I wouldnt even worry about it....either ignore them..or if you really want it to stop,,,give a real loud "F*** YOU TO THEM"!! while giving them the bird!!..............................Like was said earlier bigotry cant be fixed!!!


----------



## Dude and Bucks Mamma (May 14, 2011)

I PARTLY agree with them on one thing: With a mutt you are taking a bigger chance because you typically won't know the parentage (breed personalities), but the aggression wouldn't be the concern for me. For me, it would be more like, "Well, I wanted a mellow couch potato and I ended up with this hyper active thing instead" or whatever. The only time I would be concerned with a mutt (like THEY claim to be)would be bringing home an adult (and this would even go for any purebred) dog to a home with small children. In those instances, caution is warranted until you come to know the dog. 

Their "purebreds" proved themselves to be bigger nuisances than your "mutts". I don't care what breed(s) the dog is, it should be on a leash if it cannot be properly controlled by voice. We walk Dude off leash all the time but slip his leash back on when we see other people, not for us or Dude, but out of respect for others. I don't want people to have to worry about my dog when they are trying to enjoy a walk. Mutt or purebred, those dogs were out of control. Oh, and if there is a leash law.

I can guarantee you that either they think their dogs are better than yours or they were embarrassed of their dogs' behavior and turned it around on you to make themselves look better. 

All I can say is that you guys clearly have the better dogs and, if you must walk by them just act like they are saying something funny. Don't get angry. Just laugh it off. 

I had a woman (who was supposedly a breeder) say that when a male dog ties to the female, his testicles moved up into his pizzle.

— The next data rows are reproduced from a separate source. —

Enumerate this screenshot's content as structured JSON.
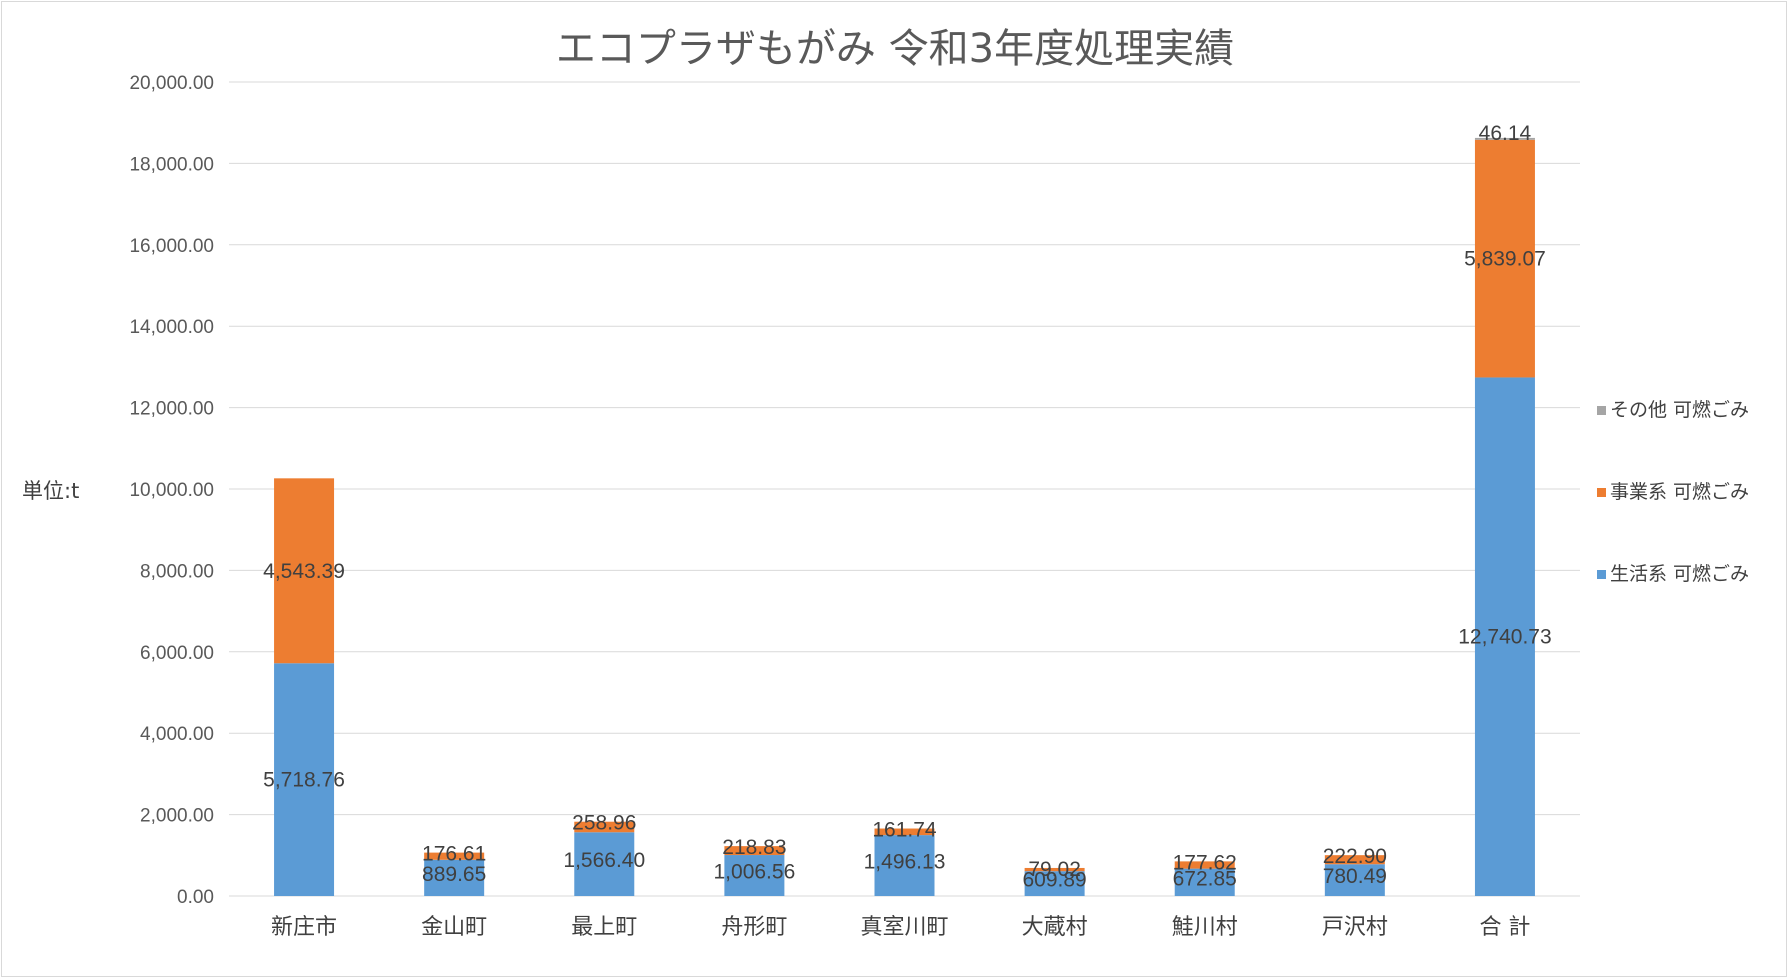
{
  "chart_data": {
    "type": "bar",
    "stacked": true,
    "title": "エコプラザもがみ 令和3年度処理実績",
    "ylabel": "単位:t",
    "xlabel": "",
    "ylim": [
      0,
      20000
    ],
    "ytick_step": 2000,
    "yticks": [
      "0.00",
      "2,000.00",
      "4,000.00",
      "6,000.00",
      "8,000.00",
      "10,000.00",
      "12,000.00",
      "14,000.00",
      "16,000.00",
      "18,000.00",
      "20,000.00"
    ],
    "grid": true,
    "legend_position": "right",
    "categories": [
      "新庄市",
      "金山町",
      "最上町",
      "舟形町",
      "真室川町",
      "大蔵村",
      "鮭川村",
      "戸沢村",
      "合 計"
    ],
    "series": [
      {
        "name": "生活系 可燃ごみ",
        "color": "#5b9bd5",
        "values": [
          5718.76,
          889.65,
          1566.4,
          1006.56,
          1496.13,
          609.89,
          672.85,
          780.49,
          12740.73
        ],
        "labels": [
          "5,718.76",
          "889.65",
          "1,566.40",
          "1,006.56",
          "1,496.13",
          "609.89",
          "672.85",
          "780.49",
          "12,740.73"
        ]
      },
      {
        "name": "事業系 可燃ごみ",
        "color": "#ed7d31",
        "values": [
          4543.39,
          176.61,
          258.96,
          218.83,
          161.74,
          79.02,
          177.62,
          222.9,
          5839.07
        ],
        "labels": [
          "4,543.39",
          "176.61",
          "258.96",
          "218.83",
          "161.74",
          "79.02",
          "177.62",
          "222.90",
          "5,839.07"
        ]
      },
      {
        "name": "その他 可燃ごみ",
        "color": "#a5a5a5",
        "values": [
          0,
          0,
          0,
          0,
          0,
          0,
          0,
          0,
          46.14
        ],
        "labels": [
          "",
          "",
          "",
          "",
          "",
          "",
          "",
          "",
          "46.14"
        ]
      }
    ]
  }
}
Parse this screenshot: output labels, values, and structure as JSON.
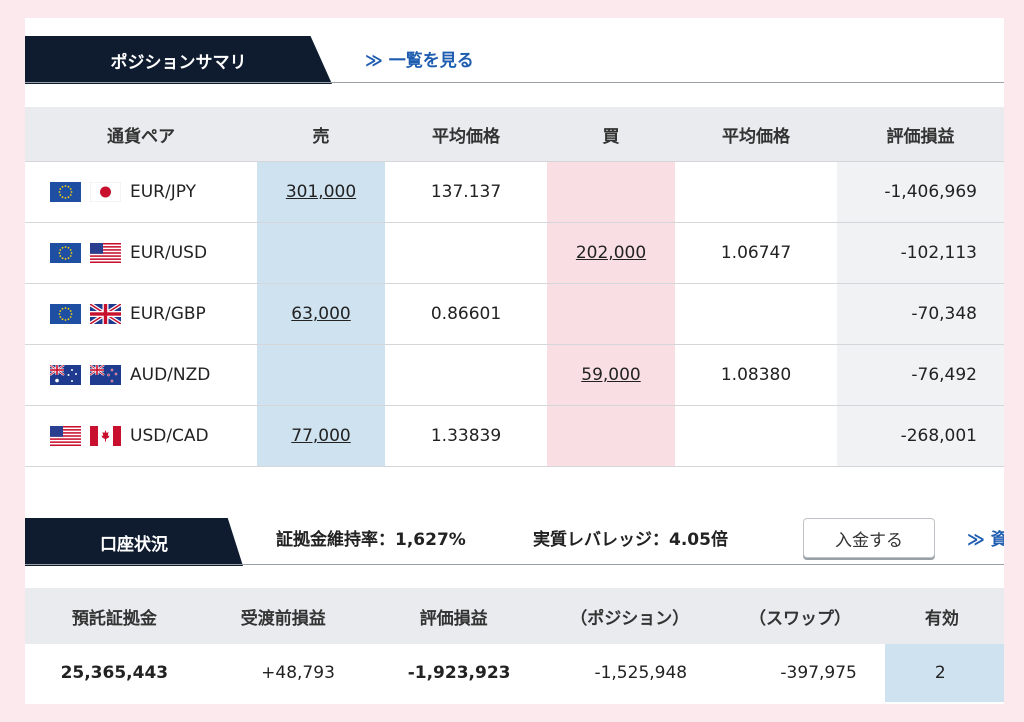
{
  "position_summary": {
    "title": "ポジションサマリ",
    "view_all_link": "≫ 一覧を見る",
    "headers": [
      "通貨ペア",
      "売",
      "平均価格",
      "買",
      "平均価格",
      "評価損益"
    ],
    "rows": [
      {
        "flags": [
          "eu-flag-icon",
          "jp-flag-icon"
        ],
        "pair": "EUR/JPY",
        "sell": "301,000",
        "sell_avg": "137.137",
        "buy": "",
        "buy_avg": "",
        "pl": "-1,406,969"
      },
      {
        "flags": [
          "eu-flag-icon",
          "us-flag-icon"
        ],
        "pair": "EUR/USD",
        "sell": "",
        "sell_avg": "",
        "buy": "202,000",
        "buy_avg": "1.06747",
        "pl": "-102,113"
      },
      {
        "flags": [
          "eu-flag-icon",
          "uk-flag-icon"
        ],
        "pair": "EUR/GBP",
        "sell": "63,000",
        "sell_avg": "0.86601",
        "buy": "",
        "buy_avg": "",
        "pl": "-70,348"
      },
      {
        "flags": [
          "au-flag-icon",
          "nz-flag-icon"
        ],
        "pair": "AUD/NZD",
        "sell": "",
        "sell_avg": "",
        "buy": "59,000",
        "buy_avg": "1.08380",
        "pl": "-76,492"
      },
      {
        "flags": [
          "us-flag-icon",
          "ca-flag-icon"
        ],
        "pair": "USD/CAD",
        "sell": "77,000",
        "sell_avg": "1.33839",
        "buy": "",
        "buy_avg": "",
        "pl": "-268,001"
      }
    ]
  },
  "account_status": {
    "title": "口座状況",
    "margin_ratio": "証拠金維持率：1,627%",
    "leverage": "実質レバレッジ：4.05倍",
    "deposit_button": "入金する",
    "more_link": "≫ 資",
    "headers": [
      "預託証拠金",
      "受渡前損益",
      "評価損益",
      "（ポジション）",
      "（スワップ）",
      "有効"
    ],
    "values": [
      "25,365,443",
      "+48,793",
      "-1,923,923",
      "-1,525,948",
      "-397,975",
      "2"
    ]
  },
  "colors": {
    "navy": "#0f1c30",
    "link_blue": "#1f5db0",
    "sell_col": "#cfe2ef",
    "buy_col": "#f9dfe3",
    "background_pink": "#fce9ee"
  }
}
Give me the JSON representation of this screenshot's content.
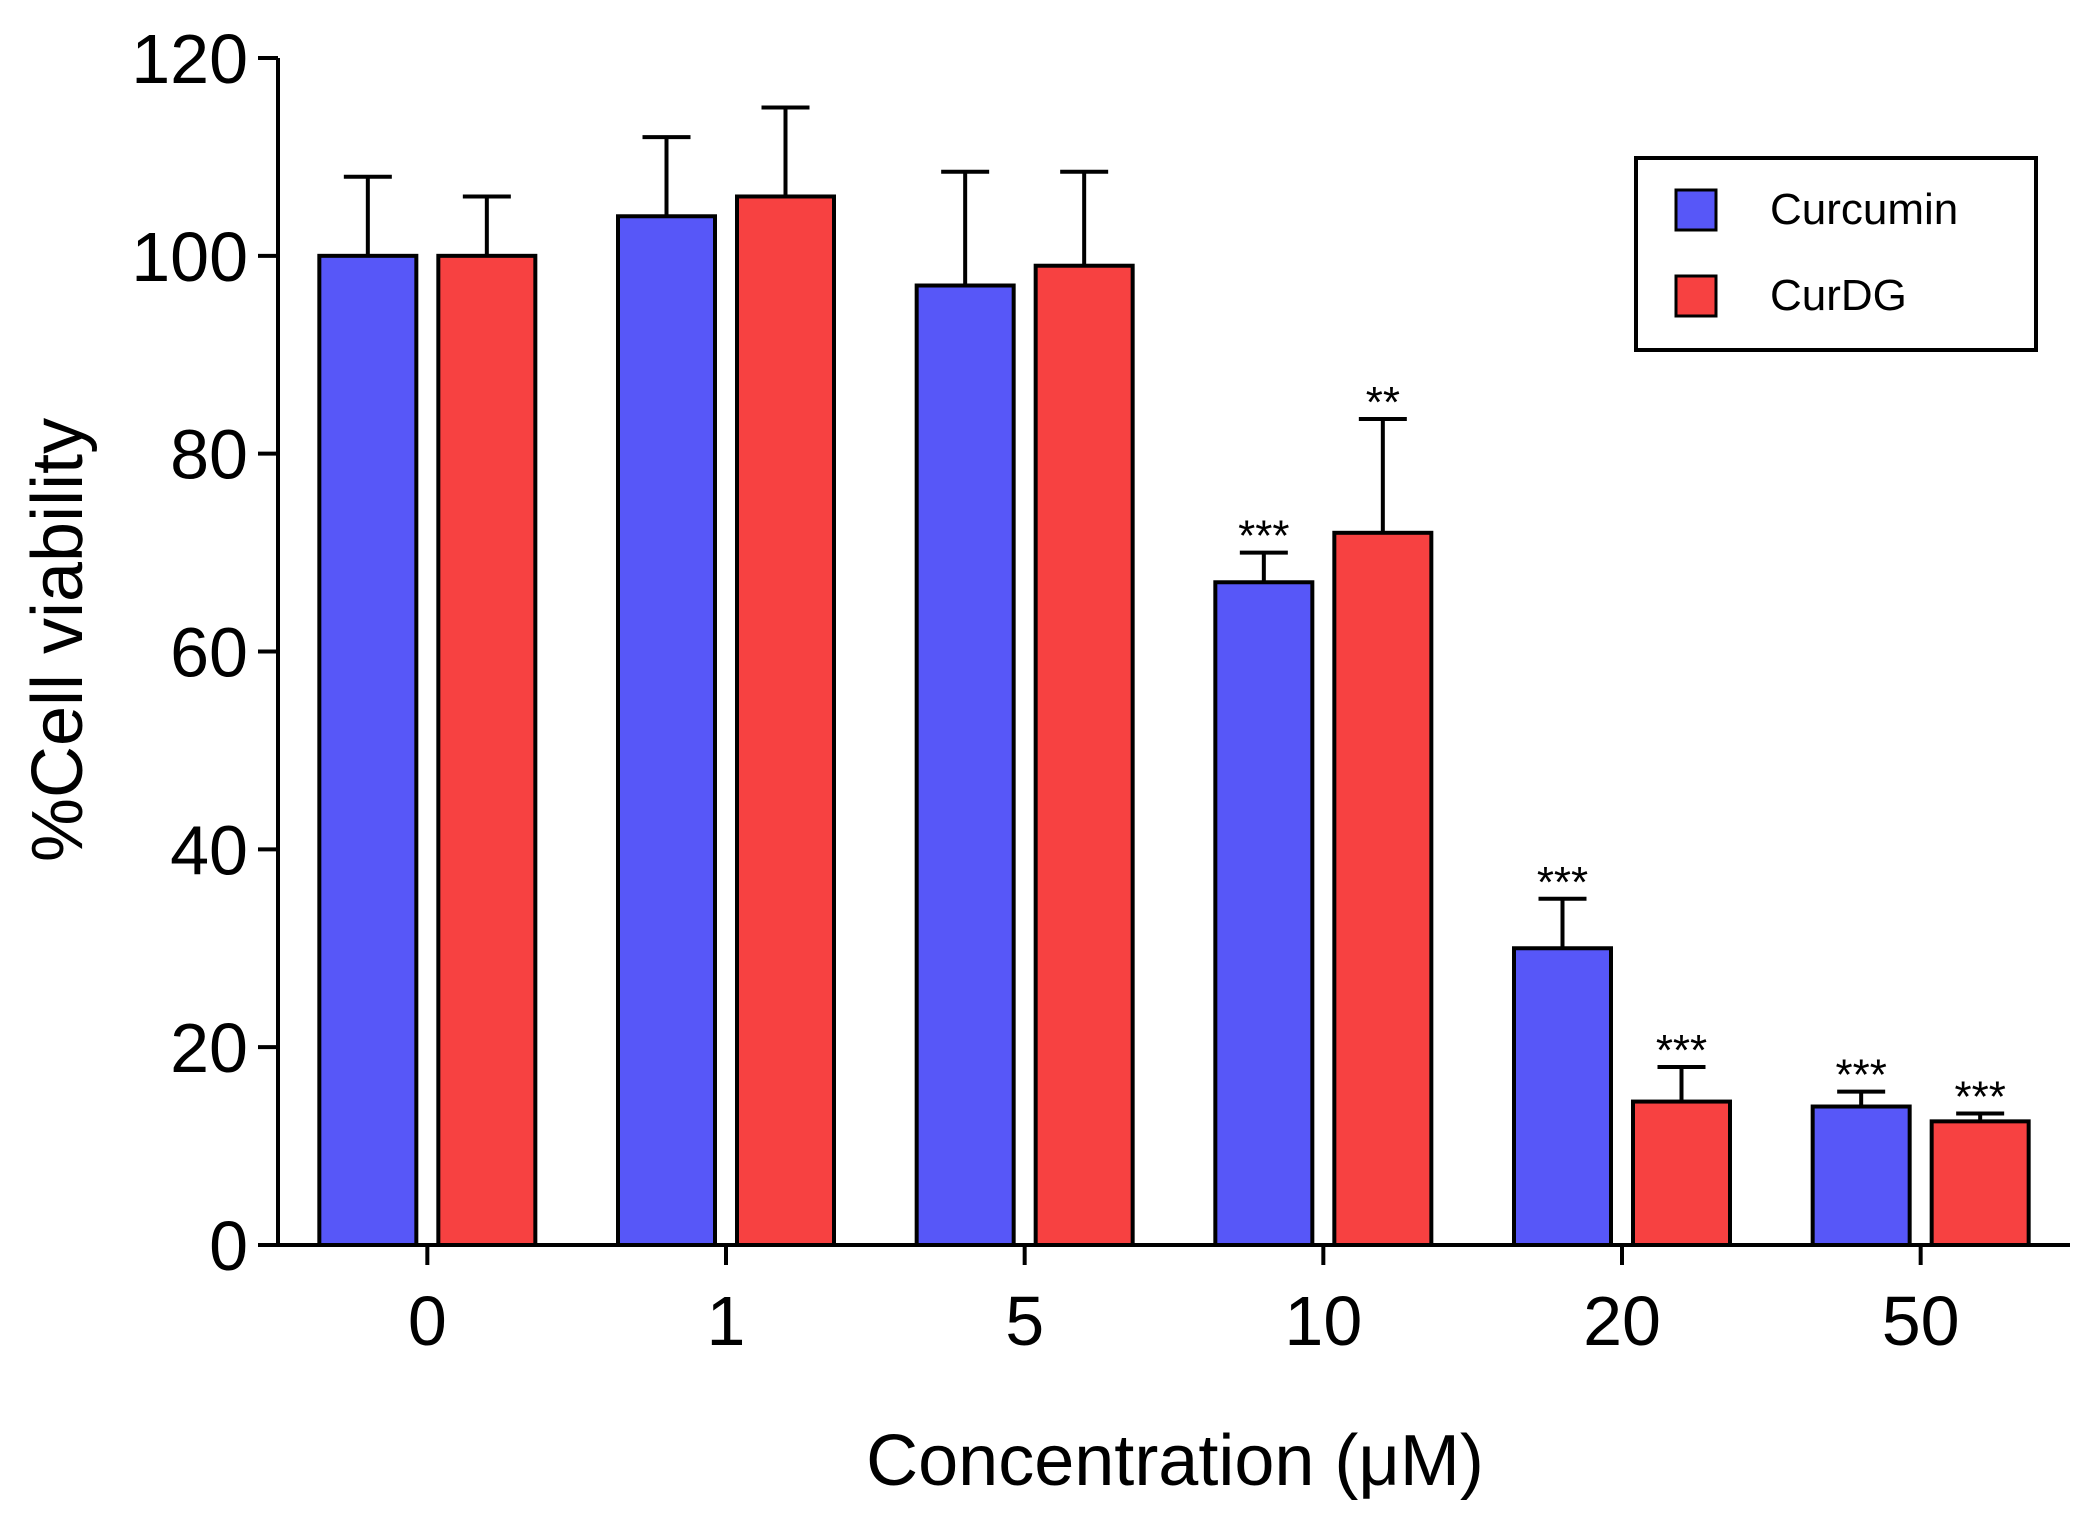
{
  "chart_data": {
    "type": "bar",
    "title": "",
    "xlabel": "Concentration (μM)",
    "ylabel": "%Cell viability",
    "ylim": [
      0,
      120
    ],
    "yticks": [
      0,
      20,
      40,
      60,
      80,
      100,
      120
    ],
    "categories": [
      "0",
      "1",
      "5",
      "10",
      "20",
      "50"
    ],
    "series": [
      {
        "name": "Curcumin",
        "color": "#5757F8",
        "values": [
          100,
          104,
          97,
          67,
          30,
          14
        ],
        "errors": [
          8,
          8,
          11.5,
          3,
          5,
          1.5
        ],
        "significance": [
          "",
          "",
          "",
          "***",
          "***",
          "***"
        ]
      },
      {
        "name": "CurDG",
        "color": "#F74141",
        "values": [
          100,
          106,
          99,
          72,
          14.5,
          12.5
        ],
        "errors": [
          6,
          9,
          9.5,
          11.5,
          3.5,
          0.8
        ],
        "significance": [
          "",
          "",
          "",
          "**",
          "***",
          "***"
        ]
      }
    ],
    "legend": {
      "position": "top-right",
      "entries": [
        "Curcumin",
        "CurDG"
      ]
    },
    "grid": false
  }
}
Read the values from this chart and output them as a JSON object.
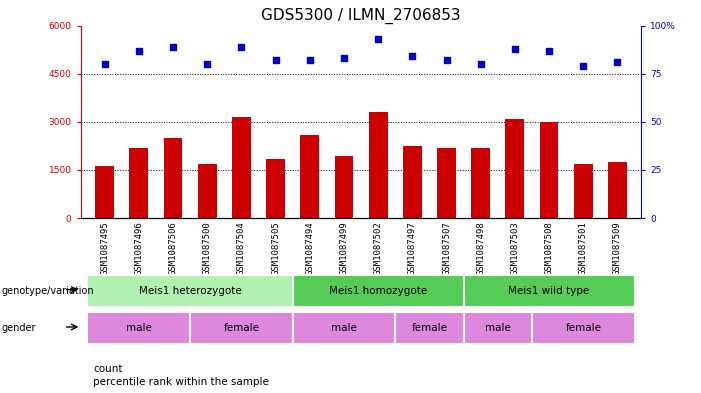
{
  "title": "GDS5300 / ILMN_2706853",
  "samples": [
    "GSM1087495",
    "GSM1087496",
    "GSM1087506",
    "GSM1087500",
    "GSM1087504",
    "GSM1087505",
    "GSM1087494",
    "GSM1087499",
    "GSM1087502",
    "GSM1087497",
    "GSM1087507",
    "GSM1087498",
    "GSM1087503",
    "GSM1087508",
    "GSM1087501",
    "GSM1087509"
  ],
  "counts": [
    1620,
    2200,
    2500,
    1700,
    3150,
    1850,
    2600,
    1950,
    3300,
    2250,
    2200,
    2200,
    3100,
    3000,
    1700,
    1750
  ],
  "percentiles": [
    80,
    87,
    89,
    80,
    89,
    82,
    82,
    83,
    93,
    84,
    82,
    80,
    88,
    87,
    79,
    81
  ],
  "bar_color": "#cc0000",
  "dot_color": "#0000cc",
  "ylim_left": [
    0,
    6000
  ],
  "ylim_right": [
    0,
    100
  ],
  "yticks_left": [
    0,
    1500,
    3000,
    4500,
    6000
  ],
  "yticks_right": [
    0,
    25,
    50,
    75,
    100
  ],
  "ytick_labels_left": [
    "0",
    "1500",
    "3000",
    "4500",
    "6000"
  ],
  "ytick_labels_right": [
    "0",
    "25",
    "50",
    "75",
    "100%"
  ],
  "geno_groups": [
    {
      "label": "Meis1 heterozygote",
      "start": 0,
      "end": 5,
      "color": "#b0f0b0"
    },
    {
      "label": "Meis1 homozygote",
      "start": 6,
      "end": 10,
      "color": "#55cc55"
    },
    {
      "label": "Meis1 wild type",
      "start": 11,
      "end": 15,
      "color": "#55cc55"
    }
  ],
  "gender_groups": [
    {
      "label": "male",
      "start": 0,
      "end": 2,
      "color": "#dd88dd"
    },
    {
      "label": "female",
      "start": 3,
      "end": 5,
      "color": "#dd88dd"
    },
    {
      "label": "male",
      "start": 6,
      "end": 8,
      "color": "#dd88dd"
    },
    {
      "label": "female",
      "start": 9,
      "end": 10,
      "color": "#dd88dd"
    },
    {
      "label": "male",
      "start": 11,
      "end": 12,
      "color": "#dd88dd"
    },
    {
      "label": "female",
      "start": 13,
      "end": 15,
      "color": "#dd88dd"
    }
  ],
  "genotype_variation_label": "genotype/variation",
  "gender_label": "gender",
  "legend_count_label": "count",
  "legend_percentile_label": "percentile rank within the sample",
  "bg_color": "#ffffff",
  "title_fontsize": 11,
  "tick_fontsize": 6.5,
  "annot_fontsize": 7.5
}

I corrected her and she sent me this message: "If you want any credibility you will remove that dog, whatever it is....from your avatar. I see someone is trying to stack him, but I also see his front is so weak, down in the pastern, and very splayed flat feet. The front legs are actually curved they are so bad. Weak rear also. Pot belly, just a horrible example of a dog. You act like you know what you are doing, but it sure doesn't look like it. 
Yep, I have personally finished 2 Great Danes....don't like the political attitude or the expense..for what? Just to say you own a champion? Not worth it. All a huge game."

She got all of this from a picture that is smaller than a postage stamp. I just told her that she had a great sense of humor. You have all seen Buck and he has turned out to be a great example of how a bluetick should look. Some friends of mine co-own 2 females from Buck's breeder and one of the women shows both girls and has the older one finished. They ooh and ahh over Buck. The woman never responded because she knew she was just being spiteful. Buck was 7 weeks old in the picture, being kibble fed by his breeder, and being "stacked" by his teenage son who has never even seen a show ring. They hunt. They don't show. Curved legs... That was my favorite part. And the weak rear??? Hahahaha! I actually laughed out loud at that one. If Buck was weak in the rear there is no way that he would have enough strength at 3 months to jump into the back of the jeep from a standstill. That pup can jump like crazy! Haha. 

You just have to let nasty people be nasty. They are only making themselves look like fools to everyone around them every time they open their mouths.


----------